Decertification is a draconian penalty and could have significant long-term consequences for affected providers. However, it is not at all clear that from this Draft that HHS will in practice be able to decertify many EHRs. Vendors or providers who, through “knowing and willing action” (financial, administrative, or technological) create barriers that limits, prevents, or disincents interoperability risk decertification. The key words “knowing and willing” mean that a vendor or provider can successfully defend an enforcement action by claiming that its offense was inadvertent. The defense goes something like: “I was unaware that my EHR was doing XX and promise not to do it in the future.” This also presupposes that enforcement actions will occur, an increasingly uncommon event.

This Draft will do nothing about the problem it purports to solve. It ignores the root cause of interoperability ills – the payment system rewards the behavior that it would punish. The Draft make the EHR Incentive Program vastly more prescriptive than it already is.
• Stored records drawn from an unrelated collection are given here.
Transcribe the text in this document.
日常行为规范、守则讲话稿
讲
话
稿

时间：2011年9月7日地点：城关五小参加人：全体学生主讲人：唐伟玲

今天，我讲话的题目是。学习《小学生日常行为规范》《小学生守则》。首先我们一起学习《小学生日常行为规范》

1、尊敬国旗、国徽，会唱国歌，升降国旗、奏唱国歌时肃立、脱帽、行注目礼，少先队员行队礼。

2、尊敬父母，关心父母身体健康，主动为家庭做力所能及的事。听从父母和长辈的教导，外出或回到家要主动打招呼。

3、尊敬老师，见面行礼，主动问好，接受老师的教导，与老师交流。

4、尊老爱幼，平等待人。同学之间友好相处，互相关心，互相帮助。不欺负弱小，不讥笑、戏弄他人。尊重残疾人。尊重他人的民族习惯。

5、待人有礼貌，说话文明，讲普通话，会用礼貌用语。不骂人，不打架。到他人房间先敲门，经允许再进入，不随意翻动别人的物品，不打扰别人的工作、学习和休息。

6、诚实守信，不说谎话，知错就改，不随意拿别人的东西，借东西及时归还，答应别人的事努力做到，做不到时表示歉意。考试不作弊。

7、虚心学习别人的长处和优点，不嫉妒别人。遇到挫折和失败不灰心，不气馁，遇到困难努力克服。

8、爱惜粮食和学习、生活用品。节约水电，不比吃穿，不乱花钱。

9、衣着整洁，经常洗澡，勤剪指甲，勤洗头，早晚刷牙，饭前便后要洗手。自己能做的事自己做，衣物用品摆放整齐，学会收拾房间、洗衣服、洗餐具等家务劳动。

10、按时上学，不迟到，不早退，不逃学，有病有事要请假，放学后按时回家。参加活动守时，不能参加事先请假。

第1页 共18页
It adds new attestations for providers and will undoubtedly produce Frankenstein-like measures of “openness”. It also imposes the threat, albeit weak, of fines and decertification for who might already have been penalized for not attesting.

Most importantly, it is fundamentally a provider-centric solution to a problem that is all too visible to patients. One way to accomplish the goal of better interoperability would be to focus more on how the problem is experienced by patients than on the mechanics of blocking access to data. By focusing exclusively on the activities of providers and their EHR vendors, this trial balloon of a proposed law overlooks the very real consequences outcomes of poor interoperability. The technical challenges of interoperability are well understood by everyone. All told, this would be a heavy-handed attempt that would serve only to further entangle the industry in red tape, reporting, and recriminations.